Ärger in der „glücklichsten Nation der Welt“.

Die Flagge Finnlands ist ausgestellt. (Jarno Mela / Finnland Bilddatenbank)

Helsinki—Wenn man an Finnland denkt, kommt einem nicht sofort Rassismus in den Sinn. Das Land wurde – zu Recht – als die mutige Nation gelobt, die im vergangenen Frühjahr der NATO beigetreten ist und sich dem Nachbarland Russland widersetzt hat; Sie gilt als Muster-Sozialdemokratie. Sechs Jahre lang belegte es den ersten Platz im World Happiness Report des United Nations Sustainable Development Solutions Network. Aber Rassismus ist hier schon lange eine Tatsache, auch wenn er selten thematisiert wird. Eine EU-Umfrage aus dem Jahr 2018 zu Minderheitenansichten in 12 EU-Ländern ergab, dass Finnland bei Rassendiskriminierung, rassistischen Drohungen und gewalttätigen Angriffen an erster Stelle steht.

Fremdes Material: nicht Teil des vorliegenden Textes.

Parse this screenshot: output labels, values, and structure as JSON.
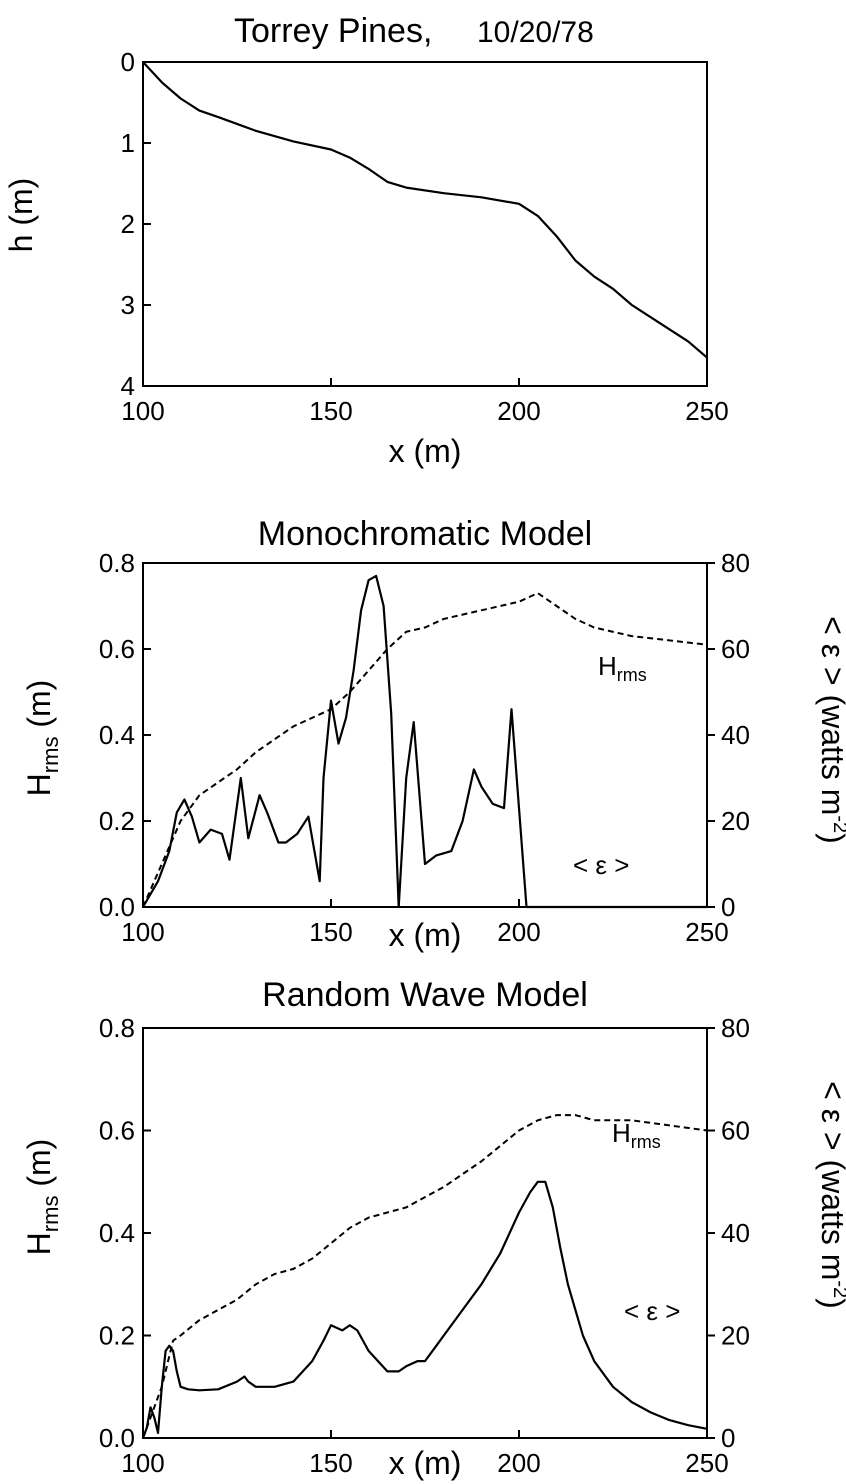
{
  "chart_data": [
    {
      "type": "line",
      "title": "Torrey Pines,",
      "subtitle": "10/20/78",
      "xlabel": "x (m)",
      "ylabel": "h (m)",
      "xlim": [
        100,
        250
      ],
      "ylim": [
        0,
        4
      ],
      "y_inverted": true,
      "xticks": [
        "100",
        "150",
        "200",
        "250"
      ],
      "yticks": [
        "0",
        "1",
        "2",
        "3",
        "4"
      ],
      "series": [
        {
          "style": "solid",
          "x": [
            100,
            105,
            110,
            115,
            120,
            130,
            140,
            150,
            155,
            160,
            165,
            170,
            180,
            190,
            200,
            205,
            210,
            215,
            220,
            225,
            230,
            240,
            245,
            250
          ],
          "y": [
            0,
            0.25,
            0.45,
            0.6,
            0.68,
            0.85,
            0.98,
            1.08,
            1.18,
            1.32,
            1.48,
            1.55,
            1.62,
            1.67,
            1.75,
            1.9,
            2.15,
            2.45,
            2.65,
            2.8,
            3.0,
            3.3,
            3.45,
            3.65
          ]
        }
      ]
    },
    {
      "type": "line",
      "title": "Monochromatic Model",
      "xlabel": "x (m)",
      "ylabel": "H",
      "ylabel_sub": "rms",
      "ylabel_tail": " (m)",
      "y2label": "< ε >   (watts  m",
      "y2label_sup": "-2",
      "y2label_tail": ")",
      "xlim": [
        100,
        250
      ],
      "ylim": [
        0,
        0.8
      ],
      "y2lim": [
        0,
        80
      ],
      "xticks": [
        "100",
        "150",
        "200",
        "250"
      ],
      "yticks": [
        "0.0",
        "0.2",
        "0.4",
        "0.6",
        "0.8"
      ],
      "y2ticks": [
        "0",
        "20",
        "40",
        "60",
        "80"
      ],
      "annotations": {
        "hrms": "H",
        "hrms_sub": "rms",
        "eps": "< ε >"
      },
      "series": [
        {
          "label": "H_rms",
          "style": "dashed",
          "axis": "left",
          "x": [
            100,
            105,
            110,
            115,
            120,
            125,
            130,
            135,
            140,
            145,
            150,
            155,
            160,
            165,
            170,
            175,
            180,
            190,
            200,
            205,
            210,
            215,
            220,
            230,
            240,
            250
          ],
          "y": [
            0,
            0.1,
            0.2,
            0.26,
            0.29,
            0.32,
            0.36,
            0.39,
            0.42,
            0.44,
            0.46,
            0.5,
            0.55,
            0.6,
            0.64,
            0.65,
            0.67,
            0.69,
            0.71,
            0.73,
            0.7,
            0.67,
            0.65,
            0.63,
            0.62,
            0.61
          ]
        },
        {
          "label": "< ε >",
          "style": "solid",
          "axis": "right",
          "x": [
            100,
            104,
            107,
            109,
            111,
            113,
            115,
            118,
            121,
            123,
            126,
            128,
            131,
            133,
            136,
            138,
            141,
            144,
            147,
            148,
            150,
            152,
            154,
            156,
            158,
            160,
            162,
            164,
            166,
            168,
            170,
            172,
            175,
            178,
            182,
            185,
            188,
            190,
            193,
            196,
            198,
            202,
            205,
            210,
            220,
            230,
            240,
            250
          ],
          "y": [
            0,
            6,
            13,
            22,
            25,
            21,
            15,
            18,
            17,
            11,
            30,
            16,
            26,
            22,
            15,
            15,
            17,
            21,
            6,
            30,
            48,
            38,
            44,
            55,
            69,
            76,
            77,
            70,
            45,
            0,
            30,
            43,
            10,
            12,
            13,
            20,
            32,
            28,
            24,
            23,
            46,
            0,
            0,
            0,
            0,
            0,
            0,
            0
          ]
        }
      ]
    },
    {
      "type": "line",
      "title": "Random Wave Model",
      "xlabel": "x (m)",
      "ylabel": "H",
      "ylabel_sub": "rms",
      "ylabel_tail": " (m)",
      "y2label": "< ε >   (watts  m",
      "y2label_sup": "-2",
      "y2label_tail": ")",
      "xlim": [
        100,
        250
      ],
      "ylim": [
        0,
        0.8
      ],
      "y2lim": [
        0,
        80
      ],
      "xticks": [
        "100",
        "150",
        "200",
        "250"
      ],
      "yticks": [
        "0.0",
        "0.2",
        "0.4",
        "0.6",
        "0.8"
      ],
      "y2ticks": [
        "0",
        "20",
        "40",
        "60",
        "80"
      ],
      "annotations": {
        "hrms": "H",
        "hrms_sub": "rms",
        "eps": "< ε >"
      },
      "series": [
        {
          "label": "H_rms",
          "style": "dashed",
          "axis": "left",
          "x": [
            100,
            105,
            108,
            110,
            115,
            120,
            125,
            130,
            135,
            140,
            145,
            150,
            155,
            160,
            165,
            170,
            175,
            180,
            190,
            200,
            205,
            210,
            215,
            220,
            230,
            240,
            250
          ],
          "y": [
            0.0,
            0.1,
            0.19,
            0.2,
            0.23,
            0.25,
            0.27,
            0.3,
            0.32,
            0.33,
            0.35,
            0.38,
            0.41,
            0.43,
            0.44,
            0.45,
            0.47,
            0.49,
            0.54,
            0.6,
            0.62,
            0.63,
            0.63,
            0.62,
            0.62,
            0.61,
            0.6
          ]
        },
        {
          "label": "< ε >",
          "style": "solid",
          "axis": "right",
          "x": [
            100,
            101,
            102,
            103,
            104,
            105,
            106,
            107,
            108,
            109,
            110,
            112,
            115,
            120,
            125,
            127,
            128,
            130,
            135,
            140,
            145,
            148,
            150,
            153,
            155,
            157,
            160,
            165,
            168,
            170,
            173,
            175,
            178,
            180,
            185,
            190,
            195,
            200,
            203,
            205,
            207,
            209,
            211,
            213,
            215,
            217,
            220,
            225,
            230,
            235,
            240,
            245,
            250
          ],
          "y": [
            0,
            2,
            6,
            4,
            1,
            10,
            17,
            18,
            17,
            13,
            10,
            9.5,
            9.3,
            9.5,
            11,
            12,
            11,
            10,
            10,
            11,
            15,
            19,
            22,
            21,
            22,
            21,
            17,
            13,
            13,
            14,
            15,
            15,
            18,
            20,
            25,
            30,
            36,
            44,
            48,
            50,
            50,
            45,
            37,
            30,
            25,
            20,
            15,
            10,
            7,
            5,
            3.5,
            2.5,
            1.8
          ]
        }
      ]
    }
  ]
}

Aber Rassismus stand nie auf Finnlands politischer Agenda, bis die rechtsextreme Finnenpartei – man denke an Marine Le Pens Nationalversammlung in Frankreich oder Alternative für Deutschland – bei der Wahl im vergangenen April den zweiten Platz belegte. Heute ist sie eine treibende Kraft in der rechtesten Regierung der jüngeren Geschichte.

Wie ihre rechtsgerichteten Kollegen in ganz Westeuropa ist die Visitenkarte der Finnen die Ablehnung der Einwanderung – genauer gesagt der nichtweißen Einwanderung. Während die Partei ukrainische Flüchtlinge mit offenen Armen begrüßt, hat sie ein „Nicht willkommen“-Schild für Asylsuchende aus dem Nahen Osten und Afrika angebracht. Diese Haltung verstößt gegen grundlegende Menschenrechte. Es bedeutet auch eine Katastrophe für ein Land, das dringend Einwanderer braucht, um eine schwächelnde Wirtschaft anzukurbeln.

In keinem anderen EU-Land außer Italien hat eine so offen rassistische Partei die Macht inne. „Leute, die ständig rassistische Äußerungen gemacht haben, leiten jetzt Regierungsstellen. Dies könnte zu einer Normalisierung rassistischer Ansichten führen“, erklärte Aleksi Neuvonen, Mitbegründer von Demos Helsinki, einem überparteilichen Think Tank für Sozialpolitik.

Die finnische Politik ist normalerweise eine schläfrige Angelegenheit, aber dies war der Sommer der Bomben. Im Juni, nur wenige Tage nach der Bekanntgabe des neuen Kabinetts, geriet die Regierung in eine Reihe von Krisen, ausgelöst durch rassistische und neonazistische Beleidigungen frisch ernannter Kabinettsmitglieder der Finns Party.

Der Wirtschaftsminister Vilhelm Junnila geriet aufgrund seiner Neonazi-Verbindungen sofort in Schwierigkeiten. Er sprach bei einem Treffen des Who-is-Who der Neonazis in Finnland im Jahr 2019, das von der Nordischen Widerstandsbewegung organisiert wurde, einer Terrororganisation, die einen totalitären nordischen Neonazi-Staat errichten will. Und während seines Wahlkampfs in diesem Frühjahr scherzte er über die Zahl 88, den Code für die Begrüßung „Heil Hitler“.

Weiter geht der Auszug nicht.